American businessman, investor, and winemaker

William S. "Bill" Price III is an American businessman, investor, and winemaker. He is one of the three co-founders and a partner emeritus of the private equity firm TPG Capital, formerly known as the Texas Pacific Group.

==Early life and education==
Price was born in Los Angeles and grew up in Hawaii.

He received his bachelor's degree from Stanford University in 1978, and his Juris Doctor degree from the University of California, Berkeley School of Law in 1981.

==Career==
After completing law school, in 1981 Price joined the Los Angeles law firm Gibson, Dunn and Crutcher, where he specialized in corporate securities transactions.

In 1985, he joined Bain & Company, where he rose to become partner and co-head of the financial services practice.

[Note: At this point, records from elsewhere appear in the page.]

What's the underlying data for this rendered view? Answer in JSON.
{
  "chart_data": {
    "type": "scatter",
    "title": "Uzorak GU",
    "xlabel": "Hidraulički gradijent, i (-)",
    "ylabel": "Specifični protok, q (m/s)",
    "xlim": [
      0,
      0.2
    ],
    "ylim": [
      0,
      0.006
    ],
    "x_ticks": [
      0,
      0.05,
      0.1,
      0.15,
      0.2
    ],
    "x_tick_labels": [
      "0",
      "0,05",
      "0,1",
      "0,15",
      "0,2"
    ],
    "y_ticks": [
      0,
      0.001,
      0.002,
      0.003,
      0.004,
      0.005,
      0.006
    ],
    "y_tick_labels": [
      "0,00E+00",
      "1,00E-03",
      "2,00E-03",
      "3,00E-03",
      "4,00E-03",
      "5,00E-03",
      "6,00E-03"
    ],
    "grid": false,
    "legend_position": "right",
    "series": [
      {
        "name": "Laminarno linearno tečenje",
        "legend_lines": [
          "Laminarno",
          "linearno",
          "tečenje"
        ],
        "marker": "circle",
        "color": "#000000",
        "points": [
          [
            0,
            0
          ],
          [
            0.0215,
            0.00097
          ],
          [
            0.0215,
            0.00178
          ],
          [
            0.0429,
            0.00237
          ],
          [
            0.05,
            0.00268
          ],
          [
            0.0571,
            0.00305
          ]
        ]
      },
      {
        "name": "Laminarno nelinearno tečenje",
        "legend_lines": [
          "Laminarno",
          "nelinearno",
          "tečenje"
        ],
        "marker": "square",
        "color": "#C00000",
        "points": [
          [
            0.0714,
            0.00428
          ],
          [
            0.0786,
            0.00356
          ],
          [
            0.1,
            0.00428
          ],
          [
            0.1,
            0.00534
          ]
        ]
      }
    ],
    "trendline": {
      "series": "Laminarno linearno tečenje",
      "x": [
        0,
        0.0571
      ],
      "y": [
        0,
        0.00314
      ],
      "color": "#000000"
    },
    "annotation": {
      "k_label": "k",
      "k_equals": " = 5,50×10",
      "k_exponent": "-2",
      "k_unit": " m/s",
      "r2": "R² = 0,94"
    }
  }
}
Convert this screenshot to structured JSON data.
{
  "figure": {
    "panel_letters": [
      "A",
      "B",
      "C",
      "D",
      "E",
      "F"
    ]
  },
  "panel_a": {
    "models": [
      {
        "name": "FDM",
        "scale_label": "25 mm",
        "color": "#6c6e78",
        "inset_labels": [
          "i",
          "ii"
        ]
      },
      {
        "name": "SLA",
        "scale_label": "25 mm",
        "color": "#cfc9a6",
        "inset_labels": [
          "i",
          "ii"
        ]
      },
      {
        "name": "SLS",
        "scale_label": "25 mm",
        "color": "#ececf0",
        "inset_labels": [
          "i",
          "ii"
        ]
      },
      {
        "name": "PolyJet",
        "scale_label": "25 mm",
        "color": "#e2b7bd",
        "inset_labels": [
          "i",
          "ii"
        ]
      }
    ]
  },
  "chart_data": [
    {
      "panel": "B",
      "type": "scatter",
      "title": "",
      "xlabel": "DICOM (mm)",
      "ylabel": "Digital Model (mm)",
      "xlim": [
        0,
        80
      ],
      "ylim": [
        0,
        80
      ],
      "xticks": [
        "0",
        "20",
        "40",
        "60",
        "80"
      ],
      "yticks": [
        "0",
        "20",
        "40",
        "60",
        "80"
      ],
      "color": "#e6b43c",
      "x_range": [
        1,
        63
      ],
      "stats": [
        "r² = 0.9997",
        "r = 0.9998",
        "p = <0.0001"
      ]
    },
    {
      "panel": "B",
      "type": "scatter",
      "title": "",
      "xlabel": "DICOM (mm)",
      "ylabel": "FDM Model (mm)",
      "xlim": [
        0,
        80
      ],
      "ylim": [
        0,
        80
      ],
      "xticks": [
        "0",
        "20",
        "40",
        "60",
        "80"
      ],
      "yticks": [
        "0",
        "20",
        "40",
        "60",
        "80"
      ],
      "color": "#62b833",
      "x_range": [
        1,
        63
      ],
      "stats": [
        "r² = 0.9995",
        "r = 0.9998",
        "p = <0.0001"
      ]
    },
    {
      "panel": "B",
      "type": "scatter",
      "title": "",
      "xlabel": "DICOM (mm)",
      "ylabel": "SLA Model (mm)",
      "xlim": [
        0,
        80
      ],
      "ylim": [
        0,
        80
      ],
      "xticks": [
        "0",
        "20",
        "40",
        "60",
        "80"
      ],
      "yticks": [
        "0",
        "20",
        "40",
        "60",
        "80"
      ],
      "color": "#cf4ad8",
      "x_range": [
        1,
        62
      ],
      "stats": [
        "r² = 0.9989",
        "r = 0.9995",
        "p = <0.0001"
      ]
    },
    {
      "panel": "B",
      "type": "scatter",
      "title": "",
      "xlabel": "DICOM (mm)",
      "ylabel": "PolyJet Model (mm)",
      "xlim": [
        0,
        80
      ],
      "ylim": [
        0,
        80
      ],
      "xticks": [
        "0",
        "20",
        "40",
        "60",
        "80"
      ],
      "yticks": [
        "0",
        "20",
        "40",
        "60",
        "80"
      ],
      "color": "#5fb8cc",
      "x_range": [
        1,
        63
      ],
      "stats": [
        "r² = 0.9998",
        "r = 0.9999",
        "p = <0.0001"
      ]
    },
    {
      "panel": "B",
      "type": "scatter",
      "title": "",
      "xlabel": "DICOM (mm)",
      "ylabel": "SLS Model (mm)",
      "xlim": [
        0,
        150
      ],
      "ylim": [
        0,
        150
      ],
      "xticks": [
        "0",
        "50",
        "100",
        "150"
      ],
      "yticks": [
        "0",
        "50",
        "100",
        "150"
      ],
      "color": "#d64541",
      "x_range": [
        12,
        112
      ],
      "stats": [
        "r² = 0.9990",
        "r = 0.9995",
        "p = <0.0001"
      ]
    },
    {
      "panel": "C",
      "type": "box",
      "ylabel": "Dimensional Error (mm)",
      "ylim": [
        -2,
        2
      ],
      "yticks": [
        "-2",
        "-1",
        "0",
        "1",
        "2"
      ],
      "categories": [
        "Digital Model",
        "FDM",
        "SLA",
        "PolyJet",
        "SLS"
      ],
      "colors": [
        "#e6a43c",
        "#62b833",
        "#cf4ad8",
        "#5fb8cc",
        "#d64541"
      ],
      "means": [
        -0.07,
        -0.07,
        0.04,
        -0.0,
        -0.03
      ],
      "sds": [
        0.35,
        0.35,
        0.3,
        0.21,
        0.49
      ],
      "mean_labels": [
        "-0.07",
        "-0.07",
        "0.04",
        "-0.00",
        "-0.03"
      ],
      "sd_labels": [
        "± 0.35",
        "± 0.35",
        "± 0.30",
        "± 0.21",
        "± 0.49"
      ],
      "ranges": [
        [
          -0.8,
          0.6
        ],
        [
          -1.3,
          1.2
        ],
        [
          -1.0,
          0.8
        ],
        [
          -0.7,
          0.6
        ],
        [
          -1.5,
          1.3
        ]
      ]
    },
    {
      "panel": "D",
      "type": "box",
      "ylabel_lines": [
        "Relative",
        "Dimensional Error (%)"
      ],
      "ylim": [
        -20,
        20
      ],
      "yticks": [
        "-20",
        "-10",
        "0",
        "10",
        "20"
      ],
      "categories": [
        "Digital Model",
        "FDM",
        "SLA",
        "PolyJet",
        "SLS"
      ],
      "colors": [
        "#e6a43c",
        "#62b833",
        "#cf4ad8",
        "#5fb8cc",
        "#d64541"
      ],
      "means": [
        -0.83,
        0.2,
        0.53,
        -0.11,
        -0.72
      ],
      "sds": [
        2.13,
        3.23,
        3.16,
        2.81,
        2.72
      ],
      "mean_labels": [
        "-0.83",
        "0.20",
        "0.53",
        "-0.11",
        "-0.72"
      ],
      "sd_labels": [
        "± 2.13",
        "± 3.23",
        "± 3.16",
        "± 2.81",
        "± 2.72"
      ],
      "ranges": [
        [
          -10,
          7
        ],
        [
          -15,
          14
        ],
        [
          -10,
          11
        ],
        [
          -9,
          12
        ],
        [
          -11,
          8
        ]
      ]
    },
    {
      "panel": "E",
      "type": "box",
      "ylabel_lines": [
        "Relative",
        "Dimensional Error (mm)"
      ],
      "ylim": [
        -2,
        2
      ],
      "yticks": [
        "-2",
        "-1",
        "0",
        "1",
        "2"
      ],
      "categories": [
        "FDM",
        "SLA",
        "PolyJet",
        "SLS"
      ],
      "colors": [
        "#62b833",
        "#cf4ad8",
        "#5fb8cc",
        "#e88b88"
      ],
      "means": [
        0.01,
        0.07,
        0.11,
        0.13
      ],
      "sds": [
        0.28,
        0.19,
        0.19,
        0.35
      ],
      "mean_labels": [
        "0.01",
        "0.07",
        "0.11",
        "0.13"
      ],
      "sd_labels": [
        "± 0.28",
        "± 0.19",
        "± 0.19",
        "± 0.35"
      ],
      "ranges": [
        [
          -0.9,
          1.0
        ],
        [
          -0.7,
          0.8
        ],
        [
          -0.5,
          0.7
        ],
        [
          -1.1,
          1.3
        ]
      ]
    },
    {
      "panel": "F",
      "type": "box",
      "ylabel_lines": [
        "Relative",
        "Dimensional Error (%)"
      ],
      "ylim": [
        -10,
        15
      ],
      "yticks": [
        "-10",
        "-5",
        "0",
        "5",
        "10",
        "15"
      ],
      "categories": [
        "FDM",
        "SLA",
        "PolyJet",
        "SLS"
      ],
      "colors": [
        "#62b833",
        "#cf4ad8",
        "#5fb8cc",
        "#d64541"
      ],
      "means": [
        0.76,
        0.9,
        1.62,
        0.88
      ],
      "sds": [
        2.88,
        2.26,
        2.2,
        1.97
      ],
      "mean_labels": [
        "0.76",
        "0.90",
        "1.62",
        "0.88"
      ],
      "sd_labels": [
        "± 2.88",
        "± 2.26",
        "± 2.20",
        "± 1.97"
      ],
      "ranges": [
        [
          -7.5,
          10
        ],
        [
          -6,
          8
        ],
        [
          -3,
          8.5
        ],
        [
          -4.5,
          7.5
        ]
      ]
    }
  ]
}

He left Bain in 1991, to work briefly at GE Capital, as vice president of business development and strategic planning.

In 1992, he left GE Capital to co-found the private equity firm Texas Pacific Group (now TPG Capital), with David Bonderman and James Coulter. In their first major deal, in 1993 they completed the leveraged buyout of Continental Airlines.

During his tenure, Price was also involved with all of TPG's subsequent investments, most notably Beringer, Petco, Ducati and Grohe.

In 2006, Price announced that he would scale back his work at TPG to focus on personal pursuits, including his holdings in wine vineyards.

Price is currently proprietor of Classic Wines, LLC and Price Family Vineyards, LLC, which has invested in Durell Vineyard, Gap's Crown Vineyard, Walala Vineyard, Kistler Vineyards, Three Sticks Wines and Lutum. He is currently chairman of Gary Farrell Vineyards & Winery, and was chairman of Kosta Browne from 2009 through 2015.

==Personal life==
Price lives in Sonoma, California. He is married and has three children.

In the summer of 2020, Price contributed to the political campaign of Arizona Senator Kyrsten Sinema, who had promised to oppose any tax increases on either corporate or personal rates, by giving Sinema a week-long paid internship at his Sonoma, California winery, and by hosting a fundraiser at the winery that benefitted her campaign committee and a leadership PAC for fellow congressional moderates.